Although sorting in alphabetical order may seem at first glance to be too simple and unambiguous to worry about, there are in fact some issues which need to be considered in practical applications.

  • Spaces and non-alphabetical characters: In a list of items where some or all have more than one word, or where there are punctuation marks or hyphenated words, three approaches are possible:
    1. The space or punctuation mark is ignored and the sort is based on the concatenated letters: "wall - wallaby - wallet - wall-flower - wall game". This is relatively easy to implement, but can result in the separation of closely related items (e.g. related words in a dictionary) by unrelated ones as above. Dictionaries sometimes compromise by using typographic devices to group related headwords where they happen to be consecutive while sticking with a "strict" alphabetical order.
    2. Spaces or hyphens can be treated as a grouping device, so that all strings starting with a particular discrete word are grouped before those starting with a subsequent word. This is the most appropriate method for lists of names; in the phone book: "Smith Z." will be listed before "Smithers A." It is, of course, then still to be decided how you will handle "Smith-Fitzgerald M."
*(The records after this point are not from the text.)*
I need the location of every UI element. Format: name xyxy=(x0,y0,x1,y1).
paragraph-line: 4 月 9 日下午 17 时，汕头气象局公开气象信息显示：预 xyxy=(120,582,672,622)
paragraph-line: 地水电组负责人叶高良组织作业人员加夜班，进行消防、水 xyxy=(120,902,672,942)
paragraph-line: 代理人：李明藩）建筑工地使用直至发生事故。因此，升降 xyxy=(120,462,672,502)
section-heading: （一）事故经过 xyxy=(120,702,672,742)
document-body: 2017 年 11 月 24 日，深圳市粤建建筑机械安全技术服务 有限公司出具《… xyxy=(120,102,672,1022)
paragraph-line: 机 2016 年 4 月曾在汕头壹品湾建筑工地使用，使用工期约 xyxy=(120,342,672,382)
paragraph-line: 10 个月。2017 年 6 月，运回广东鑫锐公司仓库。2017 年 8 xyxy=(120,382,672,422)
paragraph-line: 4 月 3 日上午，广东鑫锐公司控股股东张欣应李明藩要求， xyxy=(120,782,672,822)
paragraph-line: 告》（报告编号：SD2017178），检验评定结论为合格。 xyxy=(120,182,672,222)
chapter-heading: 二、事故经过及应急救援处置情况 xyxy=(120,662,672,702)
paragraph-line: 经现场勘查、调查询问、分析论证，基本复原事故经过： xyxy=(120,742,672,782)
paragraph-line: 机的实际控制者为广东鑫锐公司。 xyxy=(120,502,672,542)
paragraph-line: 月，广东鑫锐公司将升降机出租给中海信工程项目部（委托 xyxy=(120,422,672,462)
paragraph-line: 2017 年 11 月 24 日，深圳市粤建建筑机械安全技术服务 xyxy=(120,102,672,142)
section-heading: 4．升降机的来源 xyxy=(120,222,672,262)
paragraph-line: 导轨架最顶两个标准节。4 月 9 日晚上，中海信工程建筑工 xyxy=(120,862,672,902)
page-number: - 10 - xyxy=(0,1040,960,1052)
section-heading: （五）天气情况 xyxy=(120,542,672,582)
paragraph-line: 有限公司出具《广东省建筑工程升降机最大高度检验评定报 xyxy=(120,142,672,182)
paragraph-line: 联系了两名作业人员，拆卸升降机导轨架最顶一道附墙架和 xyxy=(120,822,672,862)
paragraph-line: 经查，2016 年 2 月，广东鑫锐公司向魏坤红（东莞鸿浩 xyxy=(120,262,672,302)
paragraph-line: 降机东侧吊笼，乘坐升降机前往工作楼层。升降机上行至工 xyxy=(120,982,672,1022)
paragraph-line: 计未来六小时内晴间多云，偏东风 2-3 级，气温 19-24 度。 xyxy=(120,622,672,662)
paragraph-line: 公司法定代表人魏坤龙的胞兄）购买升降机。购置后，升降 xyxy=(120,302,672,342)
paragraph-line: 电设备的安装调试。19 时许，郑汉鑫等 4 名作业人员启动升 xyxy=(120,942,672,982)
    3. The space or punctuation is treated identically to other characters, with a sort order of its own. This is normal in computer string handling (because it does not involve any exceptional processing); if the space/punctuation is given a value lower than A (as it does in ASCII) then this will give a similar result to system 2. It may however produce undesirable results: in a list of names, O'Grady will counter-intuitively come before Oates.
  • Common name elements: When sorting by surname, it is standard practice in some fields (e.g. shelving books by author in libraries) to group all variations of the Scots Mc-/Mac- prefix together, since they are easily confused: thus McFlurry will be after McDonald, MacDonald, and Macdonald but before Mackintosh, McKintosh and so on. They may be listed together, either before all other M-names or after Mab-, or else grouped together but intermingled with names which start with the letters Mac- but are not etymologically related, e.g. Machin, Macy.
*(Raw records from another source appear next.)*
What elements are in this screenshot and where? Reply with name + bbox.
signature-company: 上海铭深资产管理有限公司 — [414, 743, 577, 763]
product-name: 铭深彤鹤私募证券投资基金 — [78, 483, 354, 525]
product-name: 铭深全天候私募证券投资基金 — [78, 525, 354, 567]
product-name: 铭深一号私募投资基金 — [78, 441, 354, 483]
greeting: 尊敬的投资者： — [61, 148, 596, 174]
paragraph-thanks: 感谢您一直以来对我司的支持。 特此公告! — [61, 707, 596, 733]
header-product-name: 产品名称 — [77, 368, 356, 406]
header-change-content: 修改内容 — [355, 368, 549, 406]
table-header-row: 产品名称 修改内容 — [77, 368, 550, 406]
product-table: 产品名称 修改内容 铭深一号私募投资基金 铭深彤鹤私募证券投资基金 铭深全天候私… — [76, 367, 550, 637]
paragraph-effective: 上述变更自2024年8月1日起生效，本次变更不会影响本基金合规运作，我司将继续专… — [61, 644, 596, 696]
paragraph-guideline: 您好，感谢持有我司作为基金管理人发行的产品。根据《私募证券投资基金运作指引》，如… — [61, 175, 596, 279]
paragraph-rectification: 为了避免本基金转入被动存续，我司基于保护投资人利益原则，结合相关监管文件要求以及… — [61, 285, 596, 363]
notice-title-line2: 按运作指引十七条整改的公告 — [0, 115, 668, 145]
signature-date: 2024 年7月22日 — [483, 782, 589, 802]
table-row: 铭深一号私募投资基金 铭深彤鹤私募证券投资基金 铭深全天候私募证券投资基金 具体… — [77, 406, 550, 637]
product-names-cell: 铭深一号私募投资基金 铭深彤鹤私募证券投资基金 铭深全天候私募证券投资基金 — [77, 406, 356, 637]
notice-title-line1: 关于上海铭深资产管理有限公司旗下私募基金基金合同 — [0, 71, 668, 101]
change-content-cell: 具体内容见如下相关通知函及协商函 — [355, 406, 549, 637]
  • Letter groups treated as single letters: Not an issue in English, but in some languages letter groups which denote a distinct phoneme, including Spanish CH and LL and Welsh CH, DD, LL, and RH, are treated as separate letters. The traditional sorting method in Spanish put CH between C and D, and LL between L and M; this is now gradually falling out of fashion and the "new sort" uses standard one-character alphabetical order.
  • Diacritics: A few languages order letters with accents or other diacritics separately, including Finnish, where ä and ö come after Z at the end of the alphabet (making dictionaries surprisingly awkward to a novice foreigner) and the Spanish traditional sort where Ñ comes after N; others treat accented characters as identical to the vanilla version. Accents also pose an issue for sorting in many computer languages, since basic string comparison operators may work purely on the basis of character order in ASCII, and accented characters tend to be given arbitrary codes out of sequence. Programmers may well need to investigate locale handling routines to resolve this.
  • Case sensitivity: Only really an issue with character-code based computational sorting.
  • Transliteration: When words are transliterated from different writing systems the same word may come in various forms - see the issues with the pinyin and Wade-Giles systems for Chinese that have brought us Peking/Beijing, or the vagaries of transmission of culture that have separated Chekhov and Tchaikovsky to the English, although both names start with the same letter (Ч, cha) in Russian. Clearly, it may well be desirable for different versions of a word or name to be grouped together under some circumstances.

The surgeon-general has determined that taking any sort of job in a library is likely to leave you warped for life.